US natural gas inventories
On Thursday, October 15, 2015, the EIA (U.S. Energy Information Administration) published its weekly update on natural gas for the week ended October 9. The report showed that US natural gas inventories in storage had increased by 100 Bcf (billion cubic feet), causing inventories to rise to 3,733 Bcf that week. This was more than analyst expectations of a 92 Bcf increase.
What this means for investors
When inventories rise more than market expectations, it’s usually bearish news for natural gas prices, because it means that either demand was less than expected or supply was more than expected.
Natural gas prices settled ~2.6% lower at $2.45 per MMBtu (million British thermal units), on October 15, 2015, compared to the previous day’s close. In the next part of this series, we’ll take a more detailed look at the price movements of the week ended October 15.
Lower natural gas prices mean lower revenues for natural gas producers such as Chesapeake Energy (CHK), Range Resources (RRC), QEP Resources (QEP), and Cabot Oil & Gas (COG). These companies earn less money when natural gas prices fall and more money when prices rise. These companies combined make up ~2% of the Vanguard Energy ETF (VDE).
Lower natural gas prices may also negatively affect MLPs such as Oneok Partners (OKS) and dissuade producers from producing more natural gas, which would result in lower volumes for the MLPs to transport.
The 100 Bcf net injection in the week ended October 9, 2015, compares to a net injection of 96 Bcf in the corresponding week last year and a five-year average net injection of 87 Bcf.

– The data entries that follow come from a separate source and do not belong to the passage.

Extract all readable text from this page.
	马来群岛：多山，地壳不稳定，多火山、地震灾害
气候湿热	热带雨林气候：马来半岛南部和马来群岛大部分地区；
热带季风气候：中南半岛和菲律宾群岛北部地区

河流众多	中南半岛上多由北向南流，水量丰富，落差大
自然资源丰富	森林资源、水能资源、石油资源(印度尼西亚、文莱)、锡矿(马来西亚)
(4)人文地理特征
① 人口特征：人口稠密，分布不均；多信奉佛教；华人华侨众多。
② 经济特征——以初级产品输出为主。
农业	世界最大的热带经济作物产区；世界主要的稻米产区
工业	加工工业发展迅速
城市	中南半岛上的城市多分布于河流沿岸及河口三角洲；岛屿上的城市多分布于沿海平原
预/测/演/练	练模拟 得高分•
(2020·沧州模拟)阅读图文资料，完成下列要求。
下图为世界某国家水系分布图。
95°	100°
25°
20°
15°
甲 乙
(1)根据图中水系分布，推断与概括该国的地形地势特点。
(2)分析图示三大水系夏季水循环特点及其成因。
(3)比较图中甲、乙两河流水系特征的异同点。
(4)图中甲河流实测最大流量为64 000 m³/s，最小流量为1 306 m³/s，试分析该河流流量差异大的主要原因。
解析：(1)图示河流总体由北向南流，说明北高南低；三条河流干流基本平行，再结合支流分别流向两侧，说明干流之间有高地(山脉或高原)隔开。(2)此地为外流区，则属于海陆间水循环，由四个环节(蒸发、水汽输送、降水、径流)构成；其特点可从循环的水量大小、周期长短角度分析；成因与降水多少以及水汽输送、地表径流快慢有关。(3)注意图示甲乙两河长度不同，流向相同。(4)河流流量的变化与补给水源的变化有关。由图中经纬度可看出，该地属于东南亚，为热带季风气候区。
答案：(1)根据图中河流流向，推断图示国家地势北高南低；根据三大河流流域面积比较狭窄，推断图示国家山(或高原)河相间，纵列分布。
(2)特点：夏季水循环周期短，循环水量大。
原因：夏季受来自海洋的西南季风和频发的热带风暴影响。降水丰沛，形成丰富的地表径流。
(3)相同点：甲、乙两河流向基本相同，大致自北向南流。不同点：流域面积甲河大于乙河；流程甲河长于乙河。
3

According to the EIA, from the week ended April 3, 2015, the beginning of the injection season, through the week ended October 9, 2015, net injections totaled 2,272 Bcf. In comparison, 2,453 Bcf were injected in the corresponding 28 weeks last year. The five-year average injection for the corresponding 28 weeks is 1,914 Bcf.
After the 100 Bcf increase in the week ended October 9, 2015, natural gas inventories were ~13.6% higher than last year’s levels and 4.7% higher than the five-year average. Inventories have been outpacing the five-year average since the week ended May 29, 2015. This is bearish for natural gas prices.
The EIA’s October STEO (Short-Term Energy Outlook) report released on October 6, 2015, forecasts that inventories will total 3,956 Bcf at the end of the injection season in October. According to the EIA, this would be the highest-recorded end-of-October inventory level.